The sun moved slowly across the sky. Emer rested once when the sun was directly overhead but moved on quickly. There was no reason to stop. She had nothing to wait for. So she continued walking, her gaze normally on her black sandals. She would follow a path until it ended. Then she would take another. She did her best to avoid the river, but she always managed to find her way back. It wanted her, after all. But it could not have her. She would continue to fight its sweet, longing voice that endlessly begged her to come home. She would fight it as long as she could.
Then the sun began its decent. Emer prayed the daylight would linger, as the longer it was light, the more distance she could cover. But just as it did every night, the sun finally gave way to night’s darkness. But tonight, there was something different. A small glow off in the distance. She was certainly curious, but she knew better than to travel into the night. Darkness held untold dangerous, and she refused to die at the hands of some terrible night beast or angered madman. Nothing good came from the night. Her eyes were drawn to the light once more, but she finally pulled her attention away long enough to hunker down among some bushes on a crudely made bed of grass and twigs. There, she slept. And she did not awake for a long while. In fact, when Emer finally opened her hazel eyes, she was horrified to learn that the sun was already high in the sky. Hurridly, she scooped up her belongings and moved toward where the light had been the night before. How could she have wasted an entire morning? She had to make up the time she had lost. She had to put more distance between herself and the horrors she was trying to escape. She focused entirely on the spot where she had seen that light.. Her gaze only dropped when she was standing at the door to what appeared to be a tavern. Her hands clenched and unclenched into fists nervously as she considered entering. No one here will know you, she silently assured herself. You’re too far away. She took a deep, shaking breath. So enter. And she did.

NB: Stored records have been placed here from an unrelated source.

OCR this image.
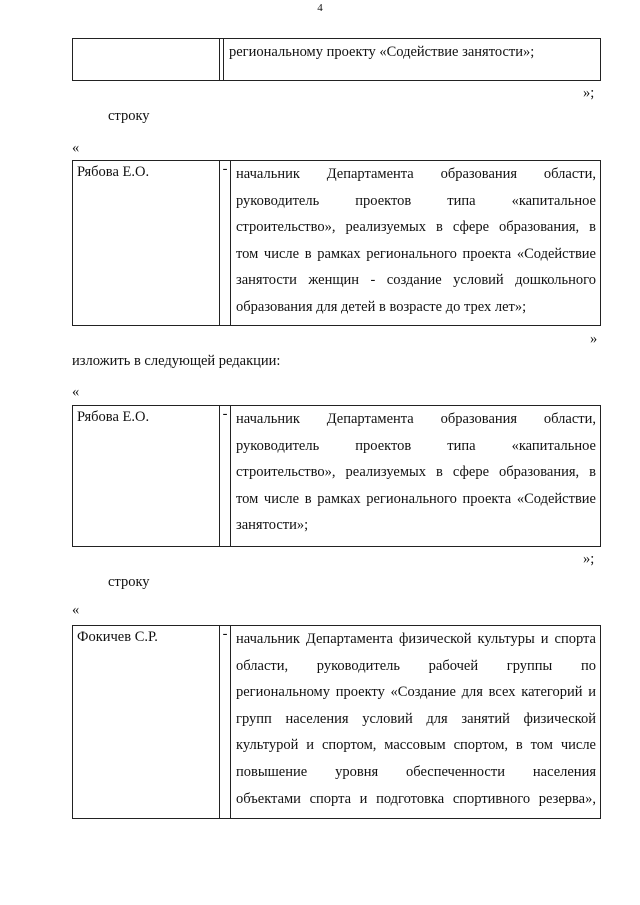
4

региональному проекту «Содействие занятости»;
»;
строку
«
Рябова Е.О.	-	начальник Департамента образования области,
руководитель проектов типа «капитальное
строительство», реализуемых в сфере образования, в
том числе в рамках регионального проекта «Содействие
занятости женщин - создание условий дошкольного
образования для детей в возрасте до трех лет»;
»
изложить в следующей редакции:
«
Рябова Е.О.	-	начальник Департамента образования области,
руководитель проектов типа «капитальное
строительство», реализуемых в сфере образования, в
том числе в рамках регионального проекта «Содействие
занятости»;
»;
строку
«
Фокичев С.Р.	-	начальник Департамента физической культуры и спорта
области, руководитель рабочей группы по
региональному проекту «Создание для всех категорий и
групп населения условий для занятий физической
культурой и спортом, массовым спортом, в том числе
повышение уровня обеспеченности населения
объектами спорта и подготовка спортивного резерва»,
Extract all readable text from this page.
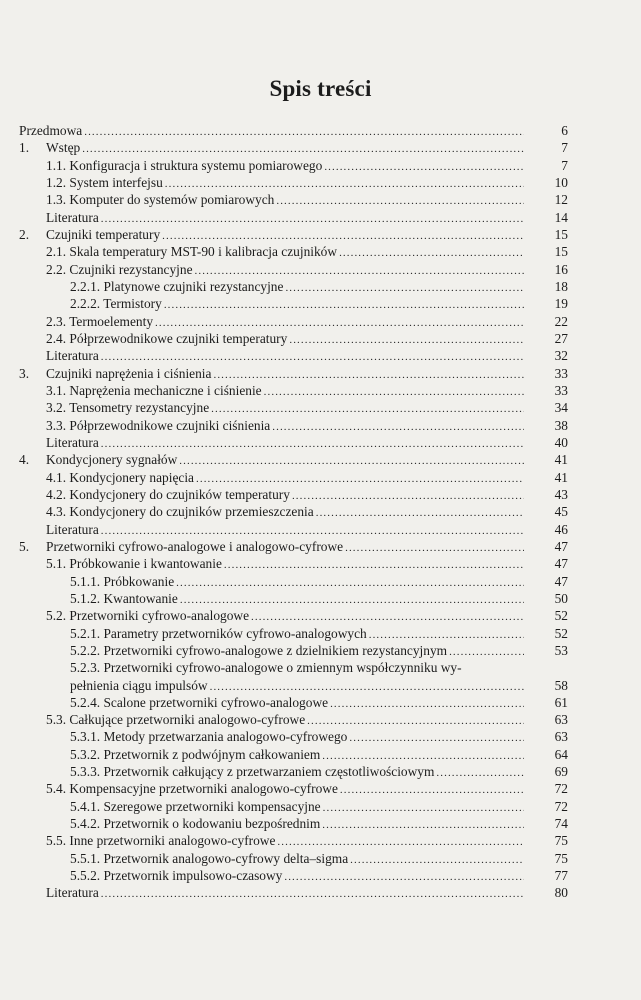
Spis treści
Przedmowa .....	6
1. Wstęp .....	7
1.1. Konfiguracja i struktura systemu pomiarowego .....	7
1.2. System interfejsu .....	10
1.3. Komputer do systemów pomiarowych .....	12
Literatura .....	14
2. Czujniki temperatury .....	15
2.1. Skala temperatury MST-90 i kalibracja czujników .....	15
2.2. Czujniki rezystancyjne .....	16
2.2.1. Platynowe czujniki rezystancyjne .....	18
2.2.2. Termistory .....	19
2.3. Termoelementy .....	22
2.4. Półprzewodnikowe czujniki temperatury .....	27
Literatura .....	32
3. Czujniki naprężenia i ciśnienia .....	33
3.1. Naprężenia mechaniczne i ciśnienie .....	33
3.2. Tensometry rezystancyjne .....	34
3.3. Półprzewodnikowe czujniki ciśnienia .....	38
Literatura .....	40
4. Kondycjonery sygnałów .....	41
4.1. Kondycjonery napięcia .....	41
4.2. Kondycjonery do czujników temperatury .....	43
4.3. Kondycjonery do czujników przemieszczenia .....	45
Literatura .....	46
5. Przetworniki cyfrowo-analogowe i analogowo-cyfrowe .....	47
5.1. Próbkowanie i kwantowanie .....	47
5.1.1. Próbkowanie .....	47
5.1.2. Kwantowanie .....	50
5.2. Przetworniki cyfrowo-analogowe .....	52
5.2.1. Parametry przetworników cyfrowo-analogowych .....	52
5.2.2. Przetworniki cyfrowo-analogowe z dzielnikiem rezystancyjnym .....	53
5.2.3. Przetworniki cyfrowo-analogowe o zmiennym współczynniku wy-
pełnienia ciągu impulsów .....	58
5.2.4. Scalone przetworniki cyfrowo-analogowe .....	61
5.3. Całkujące przetworniki analogowo-cyfrowe .....	63
5.3.1. Metody przetwarzania analogowo-cyfrowego .....	63
5.3.2. Przetwornik z podwójnym całkowaniem .....	64
5.3.3. Przetwornik całkujący z przetwarzaniem częstotliwościowym .....	69
5.4. Kompensacyjne przetworniki analogowo-cyfrowe .....	72
5.4.1. Szeregowe przetworniki kompensacyjne .....	72
5.4.2. Przetwornik o kodowaniu bezpośrednim .....	74
5.5. Inne przetworniki analogowo-cyfrowe .....	75
5.5.1. Przetwornik analogowo-cyfrowy delta–sigma .....	75
5.5.2. Przetwornik impulsowo-czasowy .....	77
Literatura .....	80
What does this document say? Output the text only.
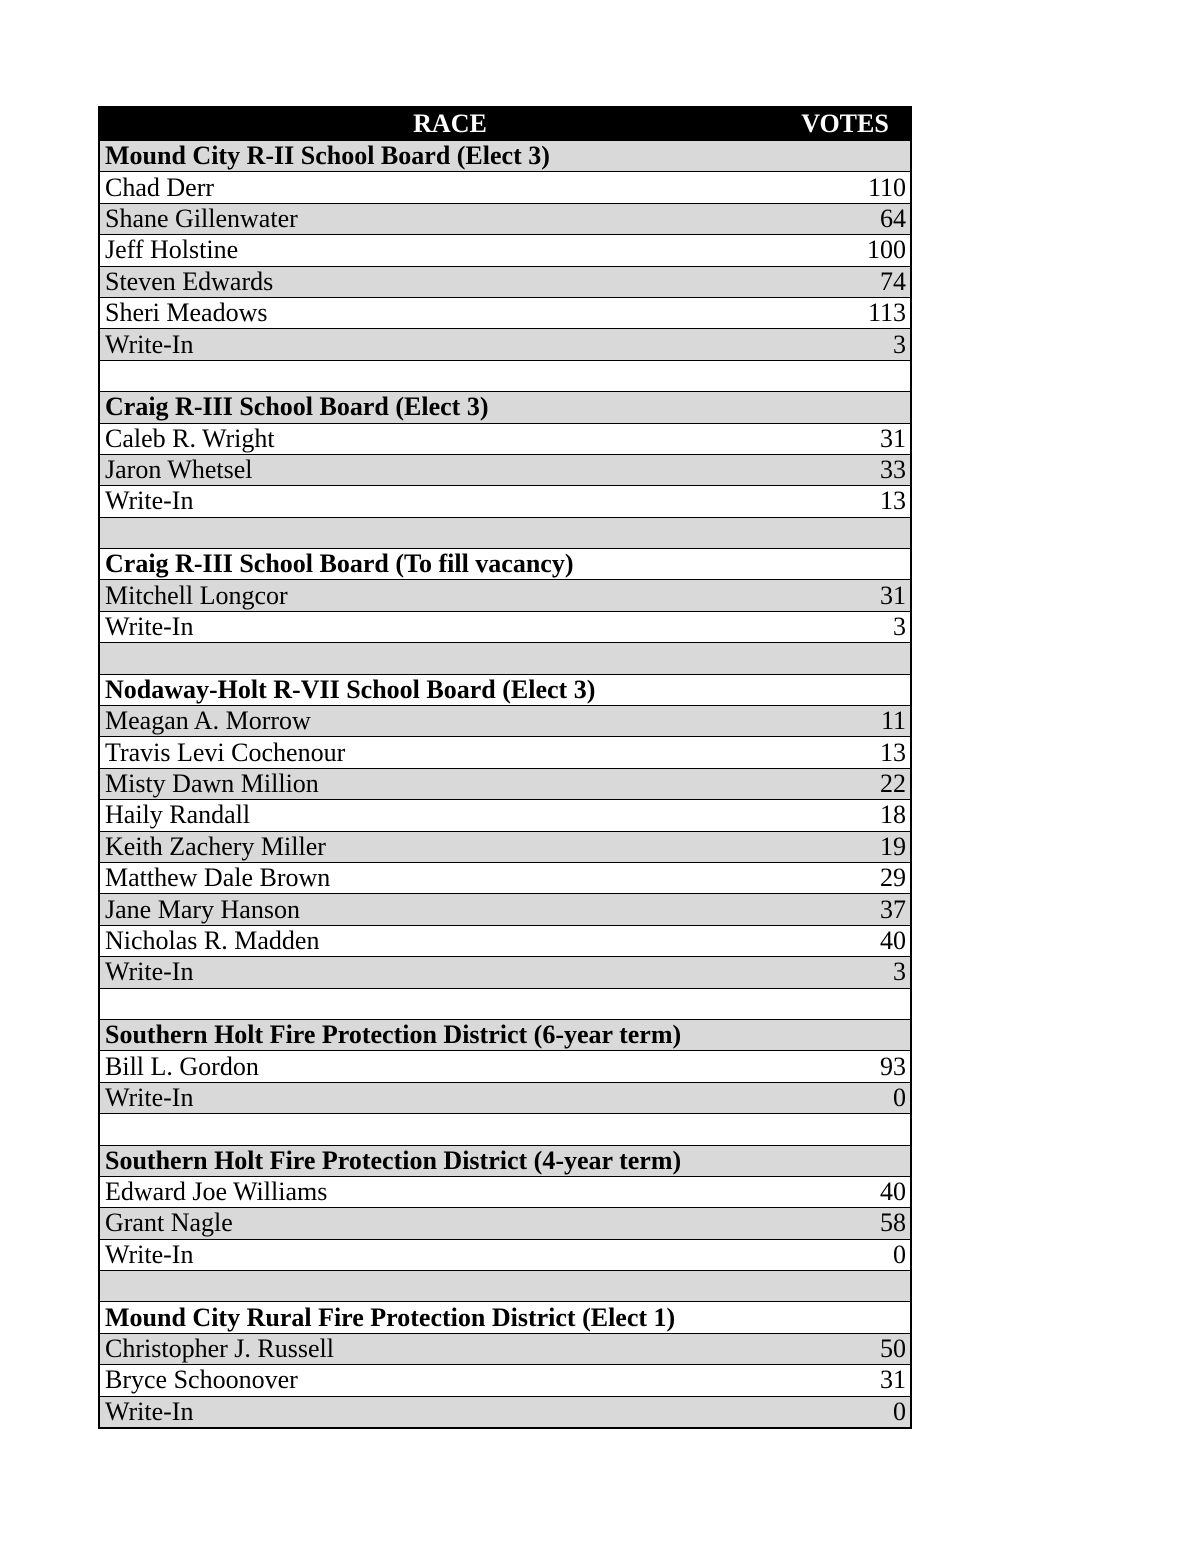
RACE	VOTES
Mound City R-II School Board (Elect 3)
Chad Derr	110
Shane Gillenwater	64
Jeff Holstine	100
Steven Edwards	74
Sheri Meadows	113
Write-In	3
Craig R-III School Board (Elect 3)
Caleb R. Wright	31
Jaron Whetsel	33
Write-In	13
Craig R-III School Board (To fill vacancy)
Mitchell Longcor	31
Write-In	3
Nodaway-Holt R-VII School Board (Elect 3)
Meagan A. Morrow	11
Travis Levi Cochenour	13
Misty Dawn Million	22
Haily Randall	18
Keith Zachery Miller	19
Matthew Dale Brown	29
Jane Mary Hanson	37
Nicholas R. Madden	40
Write-In	3
Southern Holt Fire Protection District (6-year term)
Bill L. Gordon	93
Write-In	0
Southern Holt Fire Protection District (4-year term)
Edward Joe Williams	40
Grant Nagle	58
Write-In	0
Mound City Rural Fire Protection District (Elect 1)
Christopher J. Russell	50
Bryce Schoonover	31
Write-In	0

She was immediately hit with a blast of warm air and a rush of smells and sounds. Her large eyes squinted into the darkness as she tried to adjust to the tavern. It was by no means completely dark, but it was still dimmer than the outside had been. As her vision cleared, she realized that there were a few patrons of the tavern looking at her suspiciously. She was, admittedly, a strange looking travler. A small woman in a flowing dress and sandals, with nothing but a worn suitcase. Her brown hair was also dirty, as she had not bathed since her last stay in a small inn. That had been over a week ago. Emer would not bathe in the river. She could not risk it.
Feeling the fire of a warm blush in her cheeks, the young woman dipped her head, clutched her suitcase to her chest and moved to an empty chair in the corner. When the waitress eventually made her way to Emer's table, the selkie asked simply for a glass of water. She was unsure if the face the waitress made was because of Emer's inexpensive beverage choice, or simply because she looked so pitiful. Perhaps it was a bit of both.